Chiarelli also told Gregor (read more of his comments over at the Edmonton Journal) that he does not foresee it being a problem if it is determined that Koskinen does need to be sent to the AHL, but the fact he could still say “no” is a very real possibility.

It is obviously only a short-term contract for a backup goalie, and if he flops this season the Oilers shrug their shoulders, move on, and find themselves in the same position next summer (when both goalies will be eligible for unrestricted free agency). But it is still remarkable that the Oilers felt the need to give a goalie that has not played in North America in seven years (and the NHL in eight years) that level of guarantee.

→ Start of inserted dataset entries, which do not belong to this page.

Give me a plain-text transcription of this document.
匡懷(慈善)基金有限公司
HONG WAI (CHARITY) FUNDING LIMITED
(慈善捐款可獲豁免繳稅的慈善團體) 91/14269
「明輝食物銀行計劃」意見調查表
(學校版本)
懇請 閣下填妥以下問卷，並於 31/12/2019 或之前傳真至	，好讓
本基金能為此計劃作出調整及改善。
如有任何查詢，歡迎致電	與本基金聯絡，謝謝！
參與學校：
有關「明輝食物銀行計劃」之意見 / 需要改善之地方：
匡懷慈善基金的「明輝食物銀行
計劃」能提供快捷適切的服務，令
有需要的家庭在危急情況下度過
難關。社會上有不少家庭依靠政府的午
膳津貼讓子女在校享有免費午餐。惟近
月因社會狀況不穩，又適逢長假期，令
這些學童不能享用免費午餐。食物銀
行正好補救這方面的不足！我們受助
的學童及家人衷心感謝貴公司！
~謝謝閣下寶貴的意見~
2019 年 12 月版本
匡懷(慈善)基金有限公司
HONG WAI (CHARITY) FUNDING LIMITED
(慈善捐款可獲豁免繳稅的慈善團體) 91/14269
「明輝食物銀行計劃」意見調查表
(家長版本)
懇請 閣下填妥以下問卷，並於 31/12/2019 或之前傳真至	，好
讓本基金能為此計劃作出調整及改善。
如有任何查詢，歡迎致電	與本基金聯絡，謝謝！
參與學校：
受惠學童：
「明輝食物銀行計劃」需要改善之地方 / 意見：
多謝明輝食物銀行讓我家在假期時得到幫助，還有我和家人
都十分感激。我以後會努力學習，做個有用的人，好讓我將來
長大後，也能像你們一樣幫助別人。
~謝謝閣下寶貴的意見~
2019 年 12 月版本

Maybe that is the only way the Oilers get him to agree to sign with them? He had other suitors both in the NHL and in Europe. But if that is the case do you really have a reason to believe in him that much that you have to go to that dollar amount and all but guarantee him spot on the roster?

This is also a smaller symptom to a larger problem with the Oilers and their current roster.

If it does not work out it might only turn out to be a little mistake. But little mistakes can add up into big mistakes if you keep making a bunch of little mistakes over and over again. And the Oilers keep making these little mistakes (with too many big mistakes thrown in, too). An extra million or two for Kris Russell here. A guaranteed $2.5 million for Mikko Koskinen there. An extra million and a couple of extra years for Milan Lucic over there. Suddenly you are running out of salary cap space and low-balling your restricted free agents in contract talks and unable to build a contender around the best player in the world. It is tough.

Koskinen could make all of this meaningless if he ends up playing well, but it is still a surprising amount of faith to put in a goalie that is, for all intents and purposes, a total mystery.